BY KAYLA GUO, The News & Observer
CARRBORO, N.C. (AP) — Nora El-Khouri Spencer sometimes tells people she started her nonprofit Hope Renovations because she got mad.
She had taken up home building and renovation as a hobby while working in a business at Lowe’s and after an expensive contractor job went wrong at her first home with her husband. Spencer bought a few power tools with her employee discount and took to YouTube to learn how to do her own home renovations.
As she and her husband bought and renovated more and more homes over time, she followed the contractors and asked them to teach her what they were doing.
But then she realized: After years in home renovations, she had never met another woman in the business. All of the general contractors she worked with, many of whom earned six-figure salaries, were men.
“I got angry that I never saw women do it, and also that it was never presented to me as an opportunity,” Spencer told The News & Observer. “Why wasn’t it something I knew about?” And I think that made me realize the change that I could be a part of helping.
And although the pandemic has caused both a boom in the construction industry and a severe labor shortage, the gender gap within the sector has still persisted. Women make up less than 4% of workers in construction trades, such as carpentry, plumbing and electrical, according to the US Bureau of Labor Statistics. At the same time, the construction industry offers average hourly wages that are often nearly double those in restaurants and hotels.
“We always say, ‘If you can’t see it, you can’t be it.’ And we don’t see ourselves in this industry and the men in this industry don’t see the women doing it,” Spencer said. But “people realized there was a whole genre missing. It doesn’t make sense anymore — there are many women looking for a job.
So, in June 2020, Spencer launched Hope Renovations.
“Our mission is to change the gender composition of this industry and ensure that people who are unrepresented (can) have these great career opportunities,” said Spencer, who earned a bachelor’s and master’s degree from UNC-Chapel Hill.
Hope Renovations, a Carrboro-based nonprofit, offers a free 12-week job training program for women and non-binary people to learn the construction and job skills they need to land a good job. paid or an apprenticeship in construction or to continue their training. .
The program teaches basic construction skills, such as blueprint reading, construction math, safety, and basic carpentry, while training participants in networking, resume and cover letter writing, communication skills, conflict resolution, etc.
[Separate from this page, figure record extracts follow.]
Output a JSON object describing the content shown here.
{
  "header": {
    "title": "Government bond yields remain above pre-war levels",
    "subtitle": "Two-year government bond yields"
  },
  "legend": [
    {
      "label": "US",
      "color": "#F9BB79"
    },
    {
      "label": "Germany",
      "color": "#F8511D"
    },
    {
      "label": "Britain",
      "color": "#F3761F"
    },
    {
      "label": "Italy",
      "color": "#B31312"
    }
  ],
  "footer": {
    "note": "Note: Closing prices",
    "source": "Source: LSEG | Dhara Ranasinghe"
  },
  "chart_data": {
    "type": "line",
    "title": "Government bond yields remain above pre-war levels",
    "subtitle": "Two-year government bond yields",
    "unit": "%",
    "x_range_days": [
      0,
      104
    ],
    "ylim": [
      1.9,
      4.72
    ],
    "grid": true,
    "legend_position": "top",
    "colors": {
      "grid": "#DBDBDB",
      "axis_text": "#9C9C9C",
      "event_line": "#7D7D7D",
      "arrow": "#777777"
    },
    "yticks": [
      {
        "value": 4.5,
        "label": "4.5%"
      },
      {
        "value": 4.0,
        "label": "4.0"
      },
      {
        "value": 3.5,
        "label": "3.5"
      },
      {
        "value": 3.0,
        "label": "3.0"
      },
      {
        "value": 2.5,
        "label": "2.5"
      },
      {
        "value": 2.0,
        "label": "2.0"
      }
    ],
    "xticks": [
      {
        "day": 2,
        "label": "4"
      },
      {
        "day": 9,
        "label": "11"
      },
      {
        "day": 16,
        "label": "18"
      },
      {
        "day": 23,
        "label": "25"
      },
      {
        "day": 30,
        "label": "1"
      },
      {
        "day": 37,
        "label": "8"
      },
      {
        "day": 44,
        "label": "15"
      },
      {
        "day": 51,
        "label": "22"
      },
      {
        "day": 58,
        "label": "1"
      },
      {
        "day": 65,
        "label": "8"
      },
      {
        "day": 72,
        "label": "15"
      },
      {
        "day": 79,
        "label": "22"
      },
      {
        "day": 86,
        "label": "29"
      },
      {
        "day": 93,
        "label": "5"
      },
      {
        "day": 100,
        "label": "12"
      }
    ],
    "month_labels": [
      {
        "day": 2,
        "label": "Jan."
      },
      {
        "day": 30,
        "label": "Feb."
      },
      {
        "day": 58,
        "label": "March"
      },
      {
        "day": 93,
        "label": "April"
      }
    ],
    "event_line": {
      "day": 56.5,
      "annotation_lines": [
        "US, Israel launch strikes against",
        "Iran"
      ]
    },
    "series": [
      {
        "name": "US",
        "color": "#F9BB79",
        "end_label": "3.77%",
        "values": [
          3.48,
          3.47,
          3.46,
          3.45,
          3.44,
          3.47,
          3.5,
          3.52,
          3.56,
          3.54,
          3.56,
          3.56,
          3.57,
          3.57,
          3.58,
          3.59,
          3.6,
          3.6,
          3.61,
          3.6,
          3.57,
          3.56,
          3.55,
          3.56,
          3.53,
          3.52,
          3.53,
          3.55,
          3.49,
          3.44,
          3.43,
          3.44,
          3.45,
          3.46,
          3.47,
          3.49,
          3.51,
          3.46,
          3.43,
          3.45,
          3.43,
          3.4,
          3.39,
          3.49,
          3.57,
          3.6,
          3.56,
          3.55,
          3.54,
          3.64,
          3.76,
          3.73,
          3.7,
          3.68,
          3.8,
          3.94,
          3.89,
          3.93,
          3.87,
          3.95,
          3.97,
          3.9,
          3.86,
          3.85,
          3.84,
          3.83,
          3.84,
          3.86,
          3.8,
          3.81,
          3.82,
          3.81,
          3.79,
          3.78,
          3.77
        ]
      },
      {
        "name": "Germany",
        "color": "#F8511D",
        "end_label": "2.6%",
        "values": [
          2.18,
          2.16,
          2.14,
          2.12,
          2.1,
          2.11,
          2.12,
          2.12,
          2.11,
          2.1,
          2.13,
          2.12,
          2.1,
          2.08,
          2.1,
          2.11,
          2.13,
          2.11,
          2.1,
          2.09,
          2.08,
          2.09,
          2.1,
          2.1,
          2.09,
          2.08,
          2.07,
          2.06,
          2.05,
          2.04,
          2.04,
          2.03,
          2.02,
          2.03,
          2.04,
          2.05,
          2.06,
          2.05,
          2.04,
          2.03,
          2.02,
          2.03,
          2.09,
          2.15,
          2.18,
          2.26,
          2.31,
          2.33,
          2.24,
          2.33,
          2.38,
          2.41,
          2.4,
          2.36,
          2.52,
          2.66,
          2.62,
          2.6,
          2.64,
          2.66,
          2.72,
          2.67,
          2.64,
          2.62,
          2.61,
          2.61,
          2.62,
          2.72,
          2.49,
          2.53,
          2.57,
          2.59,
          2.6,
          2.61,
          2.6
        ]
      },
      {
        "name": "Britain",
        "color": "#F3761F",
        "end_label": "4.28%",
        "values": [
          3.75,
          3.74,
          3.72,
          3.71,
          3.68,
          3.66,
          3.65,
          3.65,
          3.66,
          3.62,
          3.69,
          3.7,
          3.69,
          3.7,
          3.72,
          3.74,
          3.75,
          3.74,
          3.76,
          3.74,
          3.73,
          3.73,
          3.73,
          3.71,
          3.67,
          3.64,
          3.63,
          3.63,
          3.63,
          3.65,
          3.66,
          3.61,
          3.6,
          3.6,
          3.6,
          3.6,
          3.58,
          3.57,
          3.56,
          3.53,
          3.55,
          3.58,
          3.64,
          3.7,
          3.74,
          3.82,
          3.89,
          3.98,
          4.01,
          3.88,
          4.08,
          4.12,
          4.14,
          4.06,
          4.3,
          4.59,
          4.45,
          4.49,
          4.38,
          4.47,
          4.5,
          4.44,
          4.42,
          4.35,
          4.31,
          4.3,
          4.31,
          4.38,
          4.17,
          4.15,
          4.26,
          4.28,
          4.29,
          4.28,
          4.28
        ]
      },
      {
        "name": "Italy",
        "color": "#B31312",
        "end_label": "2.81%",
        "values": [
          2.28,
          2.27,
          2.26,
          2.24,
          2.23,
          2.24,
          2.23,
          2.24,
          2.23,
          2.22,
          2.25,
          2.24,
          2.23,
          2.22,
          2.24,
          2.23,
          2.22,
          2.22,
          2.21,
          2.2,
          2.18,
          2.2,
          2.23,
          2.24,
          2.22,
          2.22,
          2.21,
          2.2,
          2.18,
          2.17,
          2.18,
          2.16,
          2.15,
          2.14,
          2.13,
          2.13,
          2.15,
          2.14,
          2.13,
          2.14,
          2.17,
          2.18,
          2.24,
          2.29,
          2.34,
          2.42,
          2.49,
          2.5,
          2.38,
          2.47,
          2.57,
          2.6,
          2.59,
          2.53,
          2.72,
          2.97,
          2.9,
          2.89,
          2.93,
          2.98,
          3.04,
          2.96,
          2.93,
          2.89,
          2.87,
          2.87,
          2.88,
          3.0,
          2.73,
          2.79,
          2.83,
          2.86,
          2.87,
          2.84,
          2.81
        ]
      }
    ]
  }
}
Trainees can then move on to Construction 101, which gives a taste of all the major construction trades, from carpentry and electrical to plumbing and roofing.
While the program is free to all interns, the nonprofit organization also offers case management services to connect participants to resources ranging from childcare to transportation and housing. This support is key to what Hope Renovations offers.
“It’s one thing to give them the skills, but to really create that confidence that they can go out there and do that and then have the support to be successful – that was really what we wanted to bring together,” Spencer said. .
Spencer and the program have received accolades and national recognition. In May, CNN named Spencer one of the network’s CNN Heroes, a regular feature that honors “ordinary people who do extraordinary things to change the world.”
Hope Renovations goes beyond helping participants embark on a new path.
They can also practice what they learn on-site alongside Hope Renovation’s professional construction team, which is made up entirely of women and non-binary people. The team focuses on small to medium-sized home repairs – projects that typical construction companies might pass up to work on larger projects.
That’s the other side of the organization’s mission: to enable seniors and adults with disabilities to “stay comfortably and safely in their homes as they grow older,” a concept Spencer learned during the obtaining his master’s degree in social work. These services are offered at a decreasing rate.
Since the nonprofit launched in June 2020, 50 people have graduated from the program, according to Spencer. A majority have since found employment in the industry.
Going forward, Hope Renovation plans to pilot an all-Spanish-speaking cohort and plans to potentially offer childcare options for interns and expand its night class offerings. Spencer hopes to expand Hope Renovations to provide services throughout the Triangle and eventually the country.